Mostly unspecified launch failure means segmentation fault for the host code. May be you might need to check your code. Did you check what values for block_height, block_depth and size of the thread_index.
Moreover, starting a new thread doesn’t mean that your question will be answered[old thread]. Unless you provide details about all the variables used by the code, its difficult to point out the error.
Mostly unspecified launch failure in device code is similar to segmentation fault in the host code. May be you might need to check your code. Did you check what values for block_height, block_depth and size of the thread_index.
Moreover, starting a new thread doesn’t mean that your question will be answered[old thread]. Unless you provide details about all the variables used by the code, its difficult to point out the error.

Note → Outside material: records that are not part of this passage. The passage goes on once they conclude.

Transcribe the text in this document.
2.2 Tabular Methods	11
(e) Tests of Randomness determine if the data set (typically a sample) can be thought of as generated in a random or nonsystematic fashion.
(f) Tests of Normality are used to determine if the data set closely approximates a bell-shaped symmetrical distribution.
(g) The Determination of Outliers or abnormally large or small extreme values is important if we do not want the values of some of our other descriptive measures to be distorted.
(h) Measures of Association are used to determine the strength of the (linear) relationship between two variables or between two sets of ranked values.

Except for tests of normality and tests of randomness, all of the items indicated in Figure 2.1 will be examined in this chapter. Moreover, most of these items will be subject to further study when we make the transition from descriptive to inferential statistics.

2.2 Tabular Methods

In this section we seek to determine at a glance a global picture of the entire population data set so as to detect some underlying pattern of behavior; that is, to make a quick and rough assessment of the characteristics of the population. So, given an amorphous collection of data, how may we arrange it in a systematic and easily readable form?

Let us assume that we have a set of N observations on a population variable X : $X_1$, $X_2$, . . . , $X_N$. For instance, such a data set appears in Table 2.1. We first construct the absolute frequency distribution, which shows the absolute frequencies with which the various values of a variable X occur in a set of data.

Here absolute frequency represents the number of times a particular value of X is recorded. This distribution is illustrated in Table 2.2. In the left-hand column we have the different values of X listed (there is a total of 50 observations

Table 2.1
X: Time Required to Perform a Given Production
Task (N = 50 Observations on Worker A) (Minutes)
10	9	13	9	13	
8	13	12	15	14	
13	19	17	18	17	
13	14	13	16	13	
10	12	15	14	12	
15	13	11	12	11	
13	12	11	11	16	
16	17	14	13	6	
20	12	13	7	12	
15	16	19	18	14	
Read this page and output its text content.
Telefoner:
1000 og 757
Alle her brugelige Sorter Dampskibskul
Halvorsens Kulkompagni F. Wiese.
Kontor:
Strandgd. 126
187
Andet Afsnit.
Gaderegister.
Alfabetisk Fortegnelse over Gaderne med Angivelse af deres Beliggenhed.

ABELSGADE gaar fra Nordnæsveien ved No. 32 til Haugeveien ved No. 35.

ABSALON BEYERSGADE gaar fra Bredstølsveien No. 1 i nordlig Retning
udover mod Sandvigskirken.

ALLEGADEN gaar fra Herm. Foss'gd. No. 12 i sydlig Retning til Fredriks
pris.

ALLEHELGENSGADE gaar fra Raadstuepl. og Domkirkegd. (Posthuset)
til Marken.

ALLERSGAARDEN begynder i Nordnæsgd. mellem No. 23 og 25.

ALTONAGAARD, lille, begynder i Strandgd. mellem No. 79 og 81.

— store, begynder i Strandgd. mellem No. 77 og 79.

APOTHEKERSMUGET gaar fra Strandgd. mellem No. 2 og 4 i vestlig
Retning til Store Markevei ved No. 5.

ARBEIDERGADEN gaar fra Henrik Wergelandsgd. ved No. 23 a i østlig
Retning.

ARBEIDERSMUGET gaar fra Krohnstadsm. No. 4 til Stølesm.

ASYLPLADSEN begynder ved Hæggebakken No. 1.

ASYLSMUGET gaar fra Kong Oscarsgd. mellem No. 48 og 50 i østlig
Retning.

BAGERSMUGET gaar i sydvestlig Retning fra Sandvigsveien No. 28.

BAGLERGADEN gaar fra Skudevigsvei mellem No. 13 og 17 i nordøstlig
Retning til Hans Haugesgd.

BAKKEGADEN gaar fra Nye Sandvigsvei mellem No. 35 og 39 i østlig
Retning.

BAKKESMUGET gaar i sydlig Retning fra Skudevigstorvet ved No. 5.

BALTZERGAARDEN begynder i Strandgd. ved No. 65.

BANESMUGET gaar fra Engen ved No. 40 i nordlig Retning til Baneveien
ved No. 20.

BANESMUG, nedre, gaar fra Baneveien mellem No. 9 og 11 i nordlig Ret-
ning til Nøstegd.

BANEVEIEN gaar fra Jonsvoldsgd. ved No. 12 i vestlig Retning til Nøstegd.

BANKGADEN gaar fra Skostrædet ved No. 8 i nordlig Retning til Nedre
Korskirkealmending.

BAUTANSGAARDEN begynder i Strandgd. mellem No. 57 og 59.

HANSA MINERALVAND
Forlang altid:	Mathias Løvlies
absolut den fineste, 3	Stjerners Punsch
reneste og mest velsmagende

Thanks for your reply. I’ve gone through the code and couldn’t find any memory leaks. The Hardware Specification tells me that I can launch 1024 threads per block and I have around
I’m posting the full code here. Please go through it and point where I’m doing wrong.
#include <assert.h>
#include <stdio.h>
#include <stdlib.h>
void cuda_Init(int, int, int);
void cuda_Process();
void cuda_CleanUp();
void cuda_TestDownload(unsigned int *);
__device__ int width;
__device__ int height;
__device__ int depth;
__device__ unsigned int *thread_index;
int main(int argc, char *argv[])
{
int data_width = 640;
int data_height = 480;
int data_depth = 32;
cuda_Init(data_width, data_height, data_depth);
cuda_Process();
cuda_TestDownload(thread_index);
cuda_CleanUp();
return EXIT_SUCCESS;
}
__global__ void launch_test_kernel()
{
int idx = (blockIdx.x * blockDim.x) + threadIdx.x;
int idy = (blockIdx.y * blockDim.y) + threadIdx.y;
int idz = (blockIdx.z * blockDim.z) + threadIdx.z;
unsigned int index = 0;
index = (idx * height * depth) + ( idy * depth ) + idz ;
thread_index[index] = index;
}
void cuda_Init( int iw, int ih, int id)
{
width = iw;
height = ih;
depth = id;
cudaMalloc( (void **) &thread_index, width * height * depth * sizeof(unsigned int));
cudaMemset(thread_index, 0, width * height * depth * sizeof(unsigned int) );
}
void cuda_Process()
{
cudaEvent_t event;
cudaError_t err;
err = cudaSetDevice(0);
assert(cudaSuccess == err);
err = cudaEventCreate(&event);
assert(cudaSuccess == err);
/* Query an event that hasn't been recorded */
err = cudaEventQuery(event);
cudaStreamSynchronize(0);
printf("Query unrecorded event: \t\t%s\n", cudaGetErrorString(err));
/* Record the event */
err = cudaEventRecord(event, 0);
assert(cudaSuccess == err);
/* Query the event again, we now expect cudaErrorNotReady */
err = cudaEventQuery(event);
cudaStreamSynchronize(0);
printf("Query recorded but not occured event: \t%s\n", cudaGetErrorString(err));
// Disparity map computation.
dim3 num_threads(4, 6, 32);
dim3 num_blocks(160, 80, 1);
launch_test_kernel <<<num_blocks, num_threads>>> ();
cudaStreamSynchronize(0);
/* Query the event again, we now expect cudaSuccess */
err = cudaEventQuery(event);
cudaStreamSynchronize(0);
printf("Query recorded and occured event: \t%s\n", cudaGetErrorString(err));
}
void cuda_TestDownload(unsigned int *arg_thread_index)
{
cudaMemcpy(arg_thread_index, thread_index, width * height * depth * sizeof(unsigned int), cudaMemcpyDeviceToHost);
}
void cuda_CleanUp()
{
cudaFree(thread_index);
}
The cudaMemcpy() in cuda_TestDownload() goes from a device pointer to a device pointer. You need to allocate memory on the host instead on order to copy the results back.